It has been known for decades that RNA from all kingdoms of life can be post-transcriptionally modified with over 100 chemical moieties. Initial studies were largely limited to more abundant modifications: N1-methyladenosine (m1A), pseudouridine (Ψ), and 2′-O-methylation (2′OMe) in tRNA and rRNA, and N6-methyladenosine (m6A), 5-methylcytidine (m5C), and 2′O methylation (2′OMe) in mRNA and viral RNA.1-3 This early research not only began the work of exhaustively cataloging these modifications, but also began to uncover the mechanisms by which these small chemical additions influence RNA folding and function. This field has experienced a recent resurgence, particularly with respect to mRNA modifications, driven in part by technological advances in high throughput sequencing and mass spectrometry that have allowed deeper analysis of less prevalent modifications on less abundant RNA species. With these tools in hand, the mechanisms by which RNA modifications influence cell biology are beginning to be elucidated.

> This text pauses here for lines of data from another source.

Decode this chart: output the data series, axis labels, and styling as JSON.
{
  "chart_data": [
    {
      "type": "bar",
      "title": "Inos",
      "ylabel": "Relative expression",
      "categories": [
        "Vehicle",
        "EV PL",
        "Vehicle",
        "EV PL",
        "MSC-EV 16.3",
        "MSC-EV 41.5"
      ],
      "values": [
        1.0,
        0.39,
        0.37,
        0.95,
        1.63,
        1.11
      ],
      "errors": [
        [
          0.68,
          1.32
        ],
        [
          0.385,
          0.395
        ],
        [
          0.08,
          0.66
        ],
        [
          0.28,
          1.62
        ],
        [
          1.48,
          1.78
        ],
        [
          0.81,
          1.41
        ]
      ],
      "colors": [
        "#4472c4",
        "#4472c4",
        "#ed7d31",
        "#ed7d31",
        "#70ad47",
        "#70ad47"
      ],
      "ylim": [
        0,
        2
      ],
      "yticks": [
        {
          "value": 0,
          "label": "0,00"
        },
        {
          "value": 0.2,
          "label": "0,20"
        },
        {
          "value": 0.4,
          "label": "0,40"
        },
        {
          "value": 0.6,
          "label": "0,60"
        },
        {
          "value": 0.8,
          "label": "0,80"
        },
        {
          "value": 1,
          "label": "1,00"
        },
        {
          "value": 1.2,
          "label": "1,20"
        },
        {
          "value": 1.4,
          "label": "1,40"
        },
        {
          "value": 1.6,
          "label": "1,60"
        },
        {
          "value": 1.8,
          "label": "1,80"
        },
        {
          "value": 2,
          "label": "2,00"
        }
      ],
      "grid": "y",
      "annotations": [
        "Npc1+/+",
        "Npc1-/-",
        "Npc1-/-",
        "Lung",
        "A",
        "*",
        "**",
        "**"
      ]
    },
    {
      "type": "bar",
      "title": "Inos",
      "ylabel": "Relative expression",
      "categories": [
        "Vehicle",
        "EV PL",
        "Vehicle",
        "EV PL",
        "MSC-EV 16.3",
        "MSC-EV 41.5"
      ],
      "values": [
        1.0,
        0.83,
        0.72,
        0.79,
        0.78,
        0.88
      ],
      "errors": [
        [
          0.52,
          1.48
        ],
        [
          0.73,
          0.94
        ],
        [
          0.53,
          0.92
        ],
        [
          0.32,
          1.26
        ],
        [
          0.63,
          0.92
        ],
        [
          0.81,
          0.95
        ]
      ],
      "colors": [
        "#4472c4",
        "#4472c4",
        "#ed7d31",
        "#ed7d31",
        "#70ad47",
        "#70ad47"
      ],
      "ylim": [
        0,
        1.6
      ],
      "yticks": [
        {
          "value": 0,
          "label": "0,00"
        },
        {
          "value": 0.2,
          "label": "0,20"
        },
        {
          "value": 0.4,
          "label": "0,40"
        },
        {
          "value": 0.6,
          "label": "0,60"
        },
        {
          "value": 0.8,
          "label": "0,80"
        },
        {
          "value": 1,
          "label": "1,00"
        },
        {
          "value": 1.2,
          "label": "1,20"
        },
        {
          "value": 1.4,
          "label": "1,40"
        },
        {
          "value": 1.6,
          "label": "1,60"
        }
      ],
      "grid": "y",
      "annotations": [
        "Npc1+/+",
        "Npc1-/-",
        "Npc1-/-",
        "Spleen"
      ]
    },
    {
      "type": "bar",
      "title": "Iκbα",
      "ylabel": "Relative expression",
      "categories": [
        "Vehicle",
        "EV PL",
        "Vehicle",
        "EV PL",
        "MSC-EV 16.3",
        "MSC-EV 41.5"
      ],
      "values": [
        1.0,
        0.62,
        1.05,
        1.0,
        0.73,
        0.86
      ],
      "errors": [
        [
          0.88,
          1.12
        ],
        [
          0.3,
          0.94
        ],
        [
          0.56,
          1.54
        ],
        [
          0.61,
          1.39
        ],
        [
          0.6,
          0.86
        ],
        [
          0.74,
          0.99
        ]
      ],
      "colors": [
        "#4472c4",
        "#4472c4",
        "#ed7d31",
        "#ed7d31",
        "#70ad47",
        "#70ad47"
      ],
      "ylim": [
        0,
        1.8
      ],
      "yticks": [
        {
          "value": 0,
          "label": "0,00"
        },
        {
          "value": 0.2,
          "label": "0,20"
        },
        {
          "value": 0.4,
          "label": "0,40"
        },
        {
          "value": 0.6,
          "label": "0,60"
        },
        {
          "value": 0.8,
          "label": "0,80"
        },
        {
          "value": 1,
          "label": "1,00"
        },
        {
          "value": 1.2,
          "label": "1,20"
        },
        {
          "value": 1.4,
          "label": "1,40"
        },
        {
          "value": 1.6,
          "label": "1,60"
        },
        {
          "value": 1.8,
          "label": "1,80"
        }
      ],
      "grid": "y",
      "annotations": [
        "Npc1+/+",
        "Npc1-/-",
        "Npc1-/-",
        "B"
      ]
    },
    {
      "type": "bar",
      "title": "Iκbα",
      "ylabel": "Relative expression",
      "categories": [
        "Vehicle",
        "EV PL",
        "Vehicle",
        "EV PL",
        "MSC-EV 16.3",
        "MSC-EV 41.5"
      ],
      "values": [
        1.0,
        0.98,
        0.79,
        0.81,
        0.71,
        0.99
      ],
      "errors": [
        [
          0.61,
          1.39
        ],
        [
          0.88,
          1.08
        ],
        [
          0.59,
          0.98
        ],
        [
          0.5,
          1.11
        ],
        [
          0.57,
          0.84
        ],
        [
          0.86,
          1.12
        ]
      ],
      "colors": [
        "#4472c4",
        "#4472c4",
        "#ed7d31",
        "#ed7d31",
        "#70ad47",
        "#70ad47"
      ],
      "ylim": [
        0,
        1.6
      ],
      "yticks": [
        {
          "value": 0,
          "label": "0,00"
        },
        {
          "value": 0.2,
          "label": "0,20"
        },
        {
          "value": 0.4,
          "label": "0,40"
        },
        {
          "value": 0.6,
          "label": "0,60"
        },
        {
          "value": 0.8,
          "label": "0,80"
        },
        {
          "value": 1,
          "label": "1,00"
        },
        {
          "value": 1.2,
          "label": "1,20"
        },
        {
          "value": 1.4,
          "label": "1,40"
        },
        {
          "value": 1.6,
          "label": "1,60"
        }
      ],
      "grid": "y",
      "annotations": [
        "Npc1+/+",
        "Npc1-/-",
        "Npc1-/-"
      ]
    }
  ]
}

The discovery and characterization of FTO as a mammalian mRNA m6A demethylase highlighted the idea that chemical modifications on RNA could represent a reversible and dynamic mode of post-transcriptional regulation.4 Using an antibody-based enrichment strategy followed by high throughput sequencing, the distribution of m6A sites was mapped throughout the mammalian transcriptome, revealing the characteristic topology in the 3′UTR that suggested its function.5,6 As we learn more about m6A and other mRNA modifications, their distributions in the transcriptome, and their functions in biology, it is becoming clear that different modifications in different sequence contexts provide an additional layer of complexity to the post-transcriptional regulation of gene expression. Ongoing work has also revealed new facets of the structural and functional roles that chemical modifications play on tRNA and rRNA. As we learn more about the networks that control their installation, interplay between mRNA, tRNA, and rRNA modification machinery has also been uncovered, adding a complex layer of regulation to protein translation. Rather than providing an exhaustive overview of our current understanding of RNA modifications, here we will focus primarily on recent studies that highlight emerging themes in the biology of chemical modifications in eukaryotic RNA.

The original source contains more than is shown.